Par Astrid Liedes, Analyste
Finance Responsable, Actifs cotés -
Publiée en mai 2026 à la demande de la présidence française du G7, une
note du NGFS (Network for Greening the Financial System), le réseau de
verdissement des banques centrales, établit une base de données sans précédent
sur le coût économique et financier des catastrophes climatiques
Des coûts massifs et très disparates selon les pays
L’étude porte sur 31 cas réels dans 28 pays sur cinq continents sur la
période 2015-2025. Les résultats confirment l’amplitude des risques physiques :
les coûts annuels estimés varient de 0,03 % à 57 % du P.I.B. selon l’exposition
et la résilience des économies.
En 2025, l’ouragan Melissa a représenté une perte de 57 % du P.I.B.

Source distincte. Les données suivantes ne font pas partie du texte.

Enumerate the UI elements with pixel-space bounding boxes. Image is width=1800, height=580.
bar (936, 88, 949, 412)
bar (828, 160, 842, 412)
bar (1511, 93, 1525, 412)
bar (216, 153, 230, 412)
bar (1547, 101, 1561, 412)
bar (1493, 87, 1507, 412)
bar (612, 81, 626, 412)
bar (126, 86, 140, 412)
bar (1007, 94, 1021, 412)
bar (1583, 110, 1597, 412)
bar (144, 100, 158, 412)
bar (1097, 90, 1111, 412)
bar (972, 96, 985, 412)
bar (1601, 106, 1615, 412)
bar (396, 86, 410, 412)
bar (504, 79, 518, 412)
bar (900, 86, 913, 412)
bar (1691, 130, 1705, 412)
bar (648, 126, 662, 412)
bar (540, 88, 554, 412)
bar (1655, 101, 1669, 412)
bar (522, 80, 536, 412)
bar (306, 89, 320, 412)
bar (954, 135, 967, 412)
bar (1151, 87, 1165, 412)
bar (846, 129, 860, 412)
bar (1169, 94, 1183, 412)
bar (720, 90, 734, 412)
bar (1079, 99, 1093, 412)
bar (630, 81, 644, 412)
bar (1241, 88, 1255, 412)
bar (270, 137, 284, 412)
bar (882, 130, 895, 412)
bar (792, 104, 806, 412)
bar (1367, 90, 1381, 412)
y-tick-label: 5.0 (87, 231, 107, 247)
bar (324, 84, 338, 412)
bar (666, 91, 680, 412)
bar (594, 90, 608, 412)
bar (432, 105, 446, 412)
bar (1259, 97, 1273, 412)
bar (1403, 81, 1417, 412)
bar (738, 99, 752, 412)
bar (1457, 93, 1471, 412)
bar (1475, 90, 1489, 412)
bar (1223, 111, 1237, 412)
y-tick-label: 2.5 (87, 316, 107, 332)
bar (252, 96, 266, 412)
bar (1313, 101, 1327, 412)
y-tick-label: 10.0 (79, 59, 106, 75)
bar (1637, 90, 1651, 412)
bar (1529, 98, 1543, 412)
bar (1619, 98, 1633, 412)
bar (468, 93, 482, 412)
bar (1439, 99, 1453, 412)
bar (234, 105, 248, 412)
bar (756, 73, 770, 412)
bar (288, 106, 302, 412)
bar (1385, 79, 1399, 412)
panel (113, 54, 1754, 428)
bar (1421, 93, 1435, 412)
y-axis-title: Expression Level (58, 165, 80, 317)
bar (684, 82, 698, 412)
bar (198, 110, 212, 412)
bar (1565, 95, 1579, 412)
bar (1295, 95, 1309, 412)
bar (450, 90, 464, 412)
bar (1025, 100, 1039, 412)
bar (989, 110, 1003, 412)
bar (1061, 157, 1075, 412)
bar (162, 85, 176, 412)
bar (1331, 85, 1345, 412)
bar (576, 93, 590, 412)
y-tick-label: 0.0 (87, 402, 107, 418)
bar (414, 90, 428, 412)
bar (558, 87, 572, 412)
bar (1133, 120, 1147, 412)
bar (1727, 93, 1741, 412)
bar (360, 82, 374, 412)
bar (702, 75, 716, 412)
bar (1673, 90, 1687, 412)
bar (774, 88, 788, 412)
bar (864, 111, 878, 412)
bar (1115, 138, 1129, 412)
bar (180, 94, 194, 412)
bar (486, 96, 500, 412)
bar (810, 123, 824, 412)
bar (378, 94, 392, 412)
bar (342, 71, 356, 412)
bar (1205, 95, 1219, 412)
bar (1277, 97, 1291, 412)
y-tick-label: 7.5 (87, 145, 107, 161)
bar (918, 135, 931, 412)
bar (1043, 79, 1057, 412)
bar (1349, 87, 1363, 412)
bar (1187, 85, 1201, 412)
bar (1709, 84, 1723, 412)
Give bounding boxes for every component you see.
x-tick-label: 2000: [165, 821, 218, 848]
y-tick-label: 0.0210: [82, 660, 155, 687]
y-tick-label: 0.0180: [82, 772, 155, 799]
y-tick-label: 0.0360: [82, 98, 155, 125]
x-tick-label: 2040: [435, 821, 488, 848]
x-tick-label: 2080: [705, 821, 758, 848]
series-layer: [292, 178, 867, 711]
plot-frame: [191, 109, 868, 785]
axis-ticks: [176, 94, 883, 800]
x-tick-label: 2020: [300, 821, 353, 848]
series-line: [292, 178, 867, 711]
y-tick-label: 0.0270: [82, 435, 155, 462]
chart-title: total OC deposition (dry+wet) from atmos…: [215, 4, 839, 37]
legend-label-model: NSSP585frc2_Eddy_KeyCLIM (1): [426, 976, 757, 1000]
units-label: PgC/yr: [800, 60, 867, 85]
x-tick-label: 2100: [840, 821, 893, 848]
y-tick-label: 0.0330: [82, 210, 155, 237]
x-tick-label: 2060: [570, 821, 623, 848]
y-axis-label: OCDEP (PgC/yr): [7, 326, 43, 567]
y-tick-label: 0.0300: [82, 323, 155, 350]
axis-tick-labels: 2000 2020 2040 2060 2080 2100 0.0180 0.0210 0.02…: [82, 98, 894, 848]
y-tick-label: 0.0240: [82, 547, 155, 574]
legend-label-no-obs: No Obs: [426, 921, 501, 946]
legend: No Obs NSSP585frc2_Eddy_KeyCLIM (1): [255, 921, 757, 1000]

jamaïcain. En 2016, le cyclone Winston avait coûté 30 % du P.I.B. des îles
Fidji. Pour les pays moins vulnérables, l’impact reste généralement plus limité
mais non négligeable : les inondations de Valence en 2024 ont entraîné une
perte de richesse régionale estimée à plus de 17 milliards d’euros, soit plus
de 20 % du P.I.B. régional.
Les scénarios court terme du NGFS montrent qu’une transition retardée
amplifie les impacts négatifs. La perte de P.I.B. mondial à horizon 2030 serait
de 0,4 % dans un scénario de transition ordonnée (avec une mise en œuvre
immédiate et graduelle) contre 1,3 % en cas de transition désordonnée
(ajustement brutal et non coordonné).
Une vulnérabilité particulière de la France et des effets de contagion
transfrontaliers
La Banque de France souligne que l’Hexagone apparaît plus vulnérable que
la moyenne européenne dans le scénario de stress climatique du NGFS : son
P.I.B. pourrait reculer de 7,4 % (contre 4,8 % pour l’UE) en cas d’événements
extrêmes sévères. Cela s’explique notamment par l’exposition de son
agriculture, de sa construction et de sa filière biocarburants aux sécheresses
et canicules.
Par ailleurs, les effets de
contagion transfrontaliers sont documentés : les inondations de 2022 au
Pakistan ont provoqué une chute des exportations agricoles et textiles
d’environ 13 %. L’interdépendance des systèmes financiers amplifie ces impacts,
les banques réduisant leurs prêts y compris dans les régions non touchées.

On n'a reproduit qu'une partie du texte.